Если дружбе и открытости меня учил Матвей относительно мирно, через терпеливые примеры и мягкие наставления, то с конфликтами всё было драматичнее. В прямом смысле этого слова. По возможности я старался избегать конфликтов. На работе дипломатия, компромиссы, иногда закулисные игры, переговоры через третьих лиц, но никогда открытое противостояние. Я считал, что умный человек всегда найдёт обходной путь, что прямое столкновение – удел глупцов и грубиянов. В семье уход в молчание, отложенные разговоры, уступки в мелочах, лишь бы не поднимать волну, не начинать тяжелый разговор, не смотреть в глаза проблеме. Я считал это мудростью, зрелостью, высшим пилотажем социального взаимодействия. Оказалось, обыкновенной трусостью. Трусостью, которая годами копилась внутри и превращала меня не в мудреца, а в человека, который боится собственной тени, боится сказать нет, боится защитить то, что для него важно. Матвей же конфликтовал как все дети, открыто, искренне, иногда с кулаками, иногда со слезами, но всегда прямо. Не держал в себе, не копил, не превращал обиду в тихую ненависть, как это делал я. Он проживал конфликт здесь и сейчас, как острую, но короткую грозу, после которой снова светит солнце.

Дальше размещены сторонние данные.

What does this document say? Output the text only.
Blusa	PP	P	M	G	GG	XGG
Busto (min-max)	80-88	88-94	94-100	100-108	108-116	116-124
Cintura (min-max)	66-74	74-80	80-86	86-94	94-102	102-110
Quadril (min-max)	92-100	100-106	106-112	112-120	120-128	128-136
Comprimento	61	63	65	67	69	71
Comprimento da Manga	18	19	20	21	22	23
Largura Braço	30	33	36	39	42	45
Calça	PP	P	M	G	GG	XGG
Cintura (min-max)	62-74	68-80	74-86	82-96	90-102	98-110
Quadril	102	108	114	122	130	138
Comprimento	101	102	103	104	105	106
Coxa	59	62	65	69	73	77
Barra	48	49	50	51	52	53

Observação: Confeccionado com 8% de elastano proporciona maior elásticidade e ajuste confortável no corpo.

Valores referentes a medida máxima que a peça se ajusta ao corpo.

Первая серьёзная драка, которая стала для меня уроком, случилась в школе в начальных классах. Это уже потом он научился умению выходить из потенциально конфликтных ситуаций. Но в этот раз было по-другому: меня вызвала учительница Марья Ивановна, позвонив в обеденный перерыв,

– Ваш сын подрался на перемене, нужно приехать.

Я положил трубку, и мир на секунду поплыл перед глазами. Я же учил его решать всё словами, в том числе и давать сдачи, я же вдалбливал с детства, что драка – последнее дело, умный всегда договорится. В машине по дороге в школу я кипел от возмущения, смешанного со страхом. Что скажут другие родители, что подумает учительница? Как это отразится на его репутации? Мои мысли крутились вокруг оценок, мнений, последствий. И только где-то на задворках сознания шевелился вопрос: а что случилось, почему, что он чувствовал?

Учительница, Марья Ивановна, женщина пятидесяти лет с уставшими глазами и вечной пачкой тетрадей под мышкой, встретила меня в коридоре возле своего кабинета. Лицо у неё было серьёзным, озабоченным.